While reporting tools are widely used, many more developers roll their own reports rather than use a reporting tool.
Paul mentioned in his presentation that he asked a large group of developers at a conference whether they used reporting tools and the vast majority did not. Providing an easy to use Open Source tool that fits into the popular Eclipse development environment brings developers into the reporting tool fold.

Reporting tools are not rocket science. Low cost reporting tools have been around for a long time. While Actuate has excellent reporting tools, their core differentiating competence is a scalable platform for delivering reports, something that other reporting tools do not have. So broadening the market for reporting tools also widens the market for report delivery tools. If they are successful and BIRT catches on in that meme-like way, Actuate will have a much larger market to sell their products into. Open Source and an Eclipse plug-in dramatically lowers the barriers to using these tools.

Wednesday, August 16, 2006

Blogger Upgrade

Blogger, home of this blog is going to get an upgrade. I have used Blogger for the last couple of years as it suits my text mostly blogging style. So far my only complaint has been about Google's segregated indexing (and a spell checker that seems to work against both Blogger and Google). Many others have been less patient.

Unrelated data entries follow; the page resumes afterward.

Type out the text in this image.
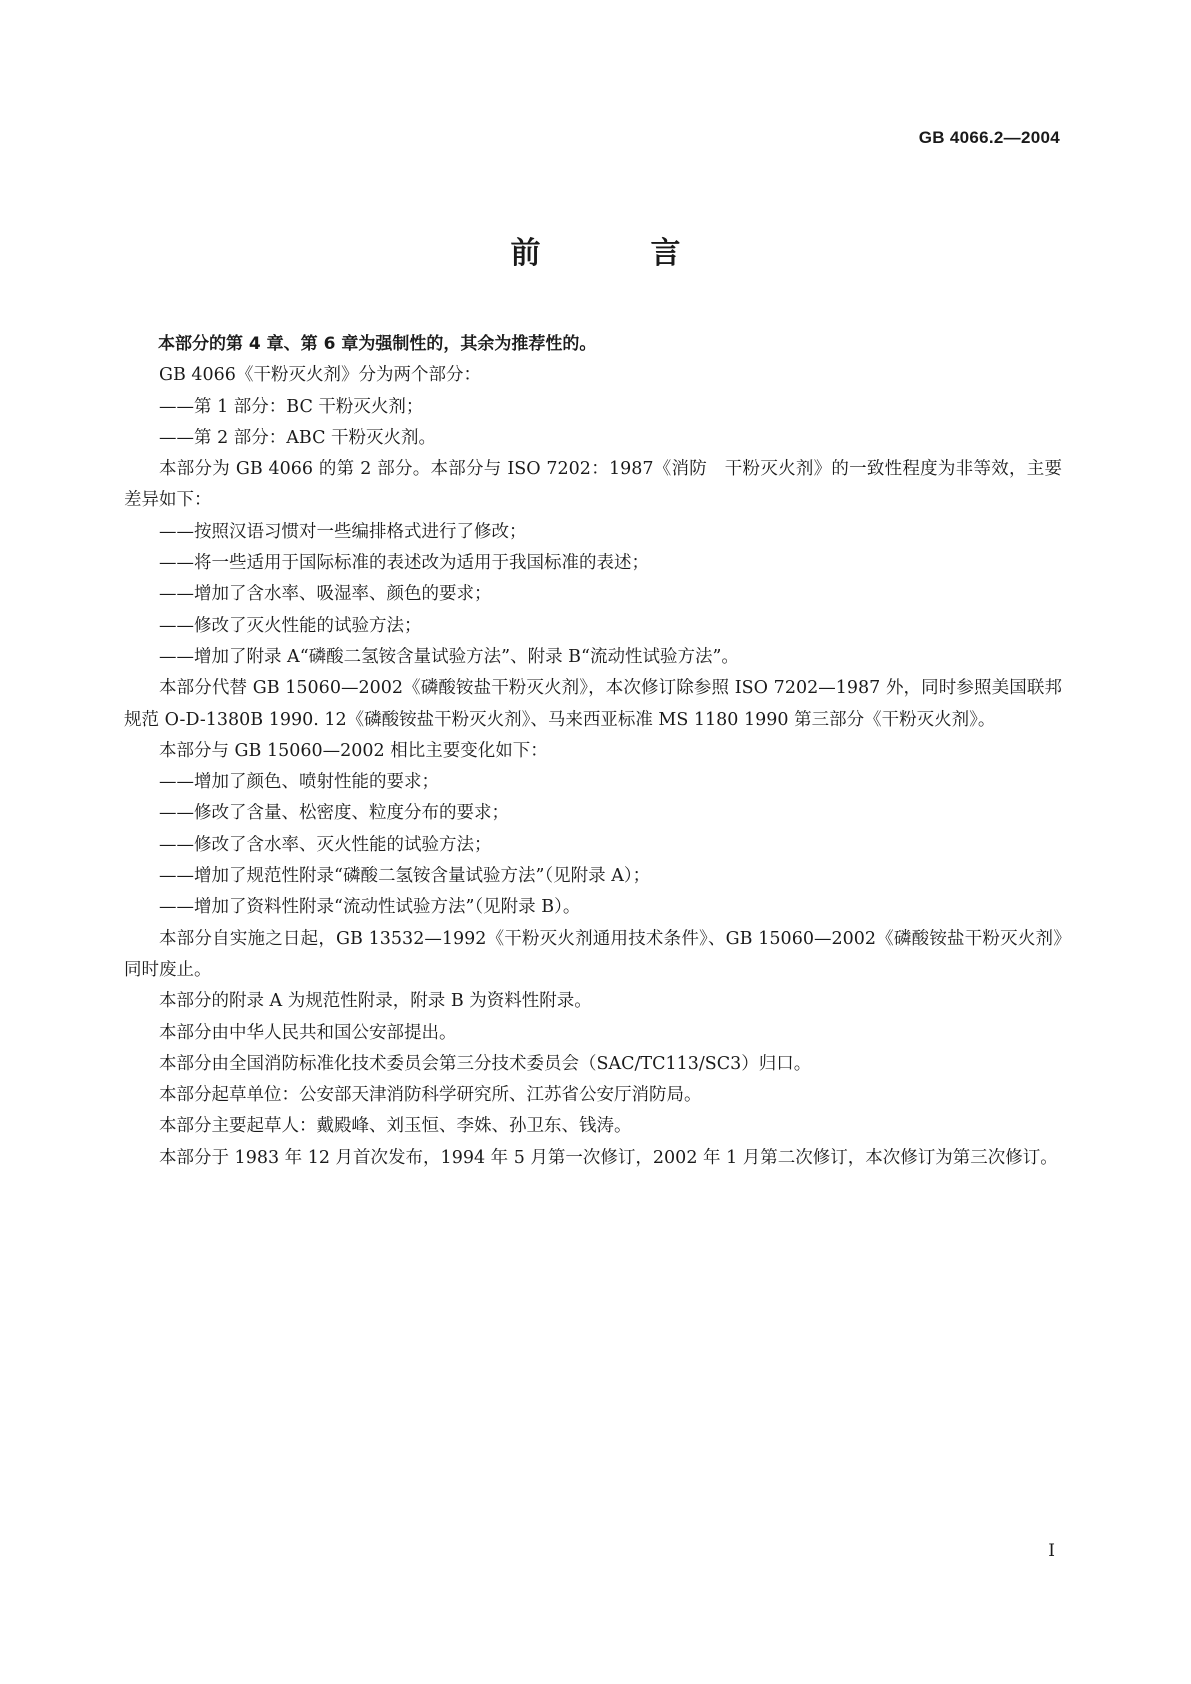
GB 4066.2—2004
前　言

本部分的第 4 章、第 6 章为强制性的，其余为推荐性的。

GB 4066《干粉灭火剂》分为两个部分：

——第 1 部分：BC 干粉灭火剂；

——第 2 部分：ABC 干粉灭火剂。

本部分为 GB 4066 的第 2 部分。本部分与 ISO 7202：1987《消防　干粉灭火剂》的一致性程度为非等效，主要差异如下：

——按照汉语习惯对一些编排格式进行了修改；

——将一些适用于国际标准的表述改为适用于我国标准的表述；

——增加了含水率、吸湿率、颜色的要求；

——修改了灭火性能的试验方法；

——增加了附录 A“磷酸二氢铵含量试验方法”、附录 B“流动性试验方法”。

本部分代替 GB 15060—2002《磷酸铵盐干粉灭火剂》，本次修订除参照 ISO 7202—1987 外，同时参照美国联邦规范 O-D-1380B 1990. 12《磷酸铵盐干粉灭火剂》、马来西亚标准 MS 1180 1990 第三部分《干粉灭火剂》。

本部分与 GB 15060—2002 相比主要变化如下：

——增加了颜色、喷射性能的要求；

——修改了含量、松密度、粒度分布的要求；

——修改了含水率、灭火性能的试验方法；

——增加了规范性附录“磷酸二氢铵含量试验方法”（见附录 A）；

——增加了资料性附录“流动性试验方法”（见附录 B）。

本部分自实施之日起，GB 13532—1992《干粉灭火剂通用技术条件》、GB 15060—2002《磷酸铵盐干粉灭火剂》同时废止。

本部分的附录 A 为规范性附录，附录 B 为资料性附录。

本部分由中华人民共和国公安部提出。

本部分由全国消防标准化技术委员会第三分技术委员会（SAC/TC113/SC3）归口。

本部分起草单位：公安部天津消防科学研究所、江苏省公安厅消防局。

本部分主要起草人：戴殿峰、刘玉恒、李姝、孙卫东、钱涛。

本部分于 1983 年 12 月首次发布，1994 年 5 月第一次修订，2002 年 1 月第二次修订，本次修订为第三次修订。

I
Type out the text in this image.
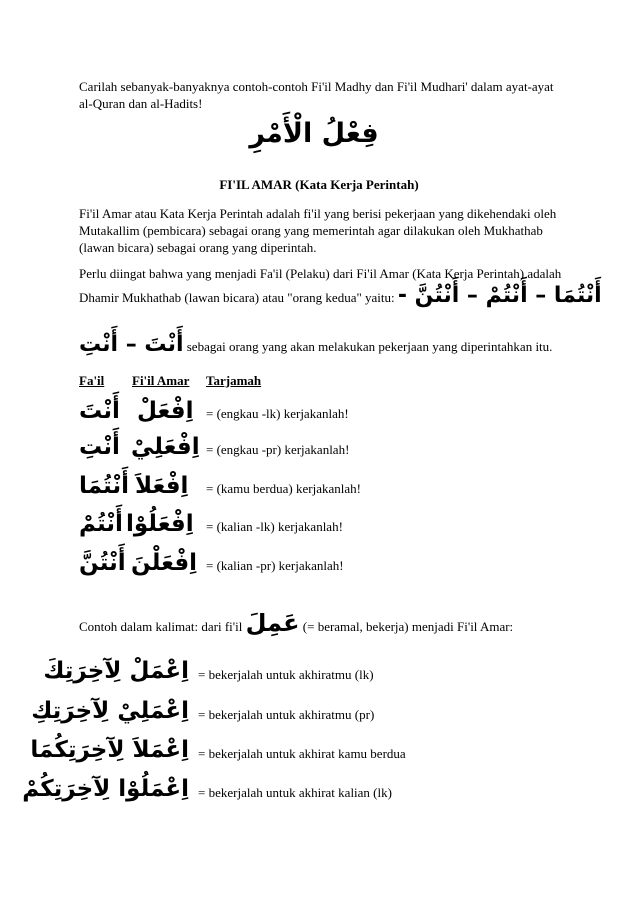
Carilah sebanyak-banyaknya contoh-contoh Fi'il Madhy dan Fi'il Mudhari' dalam ayat-ayat al-Quran dan al-Hadits!

فِعْلُ الْأَمْرِ
FI'IL AMAR (Kata Kerja Perintah)

Fi'il Amar atau Kata Kerja Perintah adalah fi'il yang berisi pekerjaan yang dikehendaki oleh Mutakallim (pembicara) sebagai orang yang memerintah agar dilakukan oleh Mukhathab (lawan bicara) sebagai orang yang diperintah.

Perlu diingat bahwa yang menjadi Fa'il (Pelaku) dari Fi'il Amar (Kata Kerja Perintah) adalah

Dhamir Mukhathab (lawan bicara) atau "orang kedua" yaitu: أَنْتُمَا – أَنْتُمْ – أَنْتُنَّ -
أَنْتَ – أَنْتِ sebagai orang yang akan melakukan pekerjaan yang diperintahkan itu.
Fa'il Fi'il Amar Tarjamah
أَنْتَ اِفْعَلْ = (engkau -lk) kerjakanlah!
أَنْتِ اِفْعَلِيْ = (engkau -pr) kerjakanlah!
أَنْتُمَا اِفْعَلاَ = (kamu berdua) kerjakanlah!
أَنْتُمْ اِفْعَلُوْا = (kalian -lk) kerjakanlah!
أَنْتُنَّ اِفْعَلْنَ = (kalian -pr) kerjakanlah!
Contoh dalam kalimat: dari fi'il عَمِلَ (= beramal, bekerja) menjadi Fi'il Amar:
اِعْمَلْ لِآخِرَتِكَ = bekerjalah untuk akhiratmu (lk)
اِعْمَلِيْ لِآخِرَتِكِ = bekerjalah untuk akhiratmu (pr)
اِعْمَلاَ لِآخِرَتِكُمَا = bekerjalah untuk akhirat kamu berdua
اِعْمَلُوْا لِآخِرَتِكُمْ = bekerjalah untuk akhirat kalian (lk)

The bad news is that the new Blogger will be integrated with Google Accounts. Recently, I wrote about how I had been forced to give up my identity to Yahoo. Now, it looks like Larry and Sergey are going to get a bit of my identity as well. Barry Diller has a piece of me and Rupert has all my kids nailed down in their own little spaces. Whatever happened to freedom?

Tuesday, August 08, 2006

A Short Post

Everyone including the media is talking about the idea of the long tail. To me it seems like last years idea. On the other hand, this is the silly season so maybe that is all they have to write about.